Banking chief Dodd to leave US Senate
By Thomas Ferraro and Steve Holland
WASHINGTON, Jan 6 (Reuters) – Veteran Democratic Senator Christopher Dodd, leader of a financial regulation overhaul in the Senate, said on Wednesday he will not seek re-election in November in recognition that he faced an uphill battle and underscoring upheaval facing President Barack Obama’s Democrats.
Dodd, 65, chairman of the Senate Banking Committee, has been dogged by questions over his financial industry connections and was trailing badly in polls in his home state of Connecticut.
Dodd’s decision may well help Democrats hang on to his seat.
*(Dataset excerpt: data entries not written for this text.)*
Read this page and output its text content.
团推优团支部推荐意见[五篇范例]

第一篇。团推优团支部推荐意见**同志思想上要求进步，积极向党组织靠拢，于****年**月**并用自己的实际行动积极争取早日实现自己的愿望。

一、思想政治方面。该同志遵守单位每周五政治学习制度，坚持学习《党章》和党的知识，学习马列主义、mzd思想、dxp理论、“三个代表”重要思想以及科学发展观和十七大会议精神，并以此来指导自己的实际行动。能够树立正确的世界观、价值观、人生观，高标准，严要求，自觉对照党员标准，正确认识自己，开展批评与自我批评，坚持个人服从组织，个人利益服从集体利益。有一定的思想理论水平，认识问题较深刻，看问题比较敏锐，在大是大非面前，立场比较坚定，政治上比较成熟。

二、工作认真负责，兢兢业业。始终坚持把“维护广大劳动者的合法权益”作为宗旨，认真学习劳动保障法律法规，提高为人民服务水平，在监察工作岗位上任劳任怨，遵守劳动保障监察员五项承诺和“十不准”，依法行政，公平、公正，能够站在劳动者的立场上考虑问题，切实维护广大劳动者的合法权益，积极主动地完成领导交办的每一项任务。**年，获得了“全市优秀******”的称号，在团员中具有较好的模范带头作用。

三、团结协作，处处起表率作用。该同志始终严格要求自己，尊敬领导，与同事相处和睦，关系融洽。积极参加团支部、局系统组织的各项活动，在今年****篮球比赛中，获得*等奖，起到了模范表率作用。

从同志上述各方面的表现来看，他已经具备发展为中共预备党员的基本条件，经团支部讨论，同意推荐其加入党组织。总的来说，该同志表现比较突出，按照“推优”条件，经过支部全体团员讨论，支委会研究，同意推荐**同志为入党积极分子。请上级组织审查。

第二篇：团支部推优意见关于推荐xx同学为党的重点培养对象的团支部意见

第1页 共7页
Republicans conceded that Democratic chances would improve in the event that Connecticut’s attorney general, Richard Blumenthal, runs for the seat, and he told CNBC that he planned to do so.
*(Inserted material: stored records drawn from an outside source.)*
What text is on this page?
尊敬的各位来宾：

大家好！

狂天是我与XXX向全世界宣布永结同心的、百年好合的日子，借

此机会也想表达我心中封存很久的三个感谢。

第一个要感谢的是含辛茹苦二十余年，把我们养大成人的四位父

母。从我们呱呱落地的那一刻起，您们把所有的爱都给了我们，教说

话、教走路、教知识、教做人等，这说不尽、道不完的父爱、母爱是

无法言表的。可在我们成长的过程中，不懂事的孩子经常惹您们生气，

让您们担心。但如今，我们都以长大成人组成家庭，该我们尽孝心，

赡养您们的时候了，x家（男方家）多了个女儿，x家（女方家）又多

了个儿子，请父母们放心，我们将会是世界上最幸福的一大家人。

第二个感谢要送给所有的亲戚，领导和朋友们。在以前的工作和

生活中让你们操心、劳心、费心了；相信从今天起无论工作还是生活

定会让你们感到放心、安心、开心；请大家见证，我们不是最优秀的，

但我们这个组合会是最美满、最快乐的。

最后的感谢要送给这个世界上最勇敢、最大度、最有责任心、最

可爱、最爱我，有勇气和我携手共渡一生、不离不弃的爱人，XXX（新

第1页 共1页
Announcing his decision in East Haddam, Conn., Dodd said he found himself in the “toughest political shape of my career” but that he thought it was absurd to suggest there was no way he could win in November.
However, he said, a number of challenges over the past year — battling prostate cancer and the death of his sister — had prompted him to take stock of his life.
“I came to the conclusion that in the long sweep of American history, there are moments for each elected public official to step aside and let someone else step up. This is my moment to step aside,” he said.
Wall Street was looking for clues as to how hard Dodd, in his remaining months in office, would push for a financial regulation revamp that banking lobbyists and Republicans are fighting. A source close to Dodd said he plans to continue efforts to pass the regulation reforms.
Dodd has also been closely associated with pushing Obama’s healthcare agenda, subject of a long, contentious debate, as well as climate change legislation that faces an uncertain future this year.